Rationing My Insulin Is a Game of Chance

It was a normal morning for me at my house. It was 7 or 8 a.m., and I had been up for several hours, “haunting” the house and writing. I do my best writing when the house is quiet and waking things are asleep, when it’s dark outside and I balance the fine line between alone and loneliness. It is in these hours that I avoid social media, the news, and other distractions. However, yesterday was different.

I was in the middle of writing when my phone buzzed. I looked down at it, saw the headline, and knew I had to read it. The news report that I read left me feeling devastated. In the article, entitled “Woman says her son couldn’t afford his insulin—now he’s dead,” described how a 26-year old man with diabetes had been rationing his insulin because the costs of insulin were so high. He had recently moved out of his parents’ house, and when he fell into a diabetic coma because of the lack of insulin, there was no one around to help him. He died.

This really struck a chord with me. At age 30, I am not a lot older than he was. I have dealt with the high price of insulin and testing supplies. I have to take insulin three times a day. And yes, I have rationed my insulin.

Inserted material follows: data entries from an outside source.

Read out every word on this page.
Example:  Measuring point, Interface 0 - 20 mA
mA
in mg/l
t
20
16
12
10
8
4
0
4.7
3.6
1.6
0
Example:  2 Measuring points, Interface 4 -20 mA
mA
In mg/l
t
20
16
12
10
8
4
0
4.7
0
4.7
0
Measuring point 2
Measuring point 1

According to the article, the price of insulin, a life-saving drug for diabetics, tripled between 2002 and 2013. Since 2008, three of the top makers raised the list price of insulin at least 10 times. That, to me, seems outrageous, especially when we consider the fact that minimum wage hasn’t gone up half those times in as many years and, frankly, the insulin hasn’t changed. It’s the same insulin — it just costs more.

I did my own research and found that more than 100 million adults in the United States have diabetes or pre-diabetes and that 9.4 percent of Americans have diabetes, as of 2015. Black women are the third highest group (by race/ethnicity and sex) diagnosed with diabetes in the United States. These numbers are shocking to me, and not only because they affect me. I need to shout this from the rooftops.

With so many Americans living with the disease, I can only imagine how much insulin is being rationed because of the high prices. And that’s just in the United States.

I was diagnosed with diabetes less than a year ago. It is always on my brain, in the back of my mind — what foods I want versus what I can eat, how much I hate taking insulin, my numbers, do I have enough test strips, et al. The most important aspect of the diabetes that stays with me is how to afford the insulin and diabetes testing supplies. My husband has been temporarily out of work, and with that lack of income comes a lack of health insurance.

When we had insurance, it was difficult to pay the $400 a month for insulin and supplies. Without insurance, my heart skips a beat just wondering how much it would cost. But that’s the thing — I’ve rationed my insulin. I still have enough for another month and a half. By then, my husband will be working again and we’ll have insurance again. I won’t have to worry about how to afford insulin and testing supplies — until the prices of insulin rise again. I was prepared for my husband’s period of unemployment, and I skipped doses of a medication that I need to keep me alive in order to be “prepared.”

Stories like the article I read are wake up calls to me. I don’t want to die (most days), and I certainly don’t want to put my husband through the stress and grief of finding my comatose (or worse) body. Rationing insulin isn’t a wise thing to do, but we do it to survive, ironically. We do it so we can afford to pay the rent, so we can afford to eat and keep the lights on, so we can get transportation to and from work so we can pay more money for life-sustaining drugs that are overpriced. I am sad for the man who lost his life and for his mother who blames herself for not knowing that things were so bad.

But I am angrier at the pharmaceutical companies and everyone who is complicit in them getting away with charging people upwards of $1,300 for something that they need to live.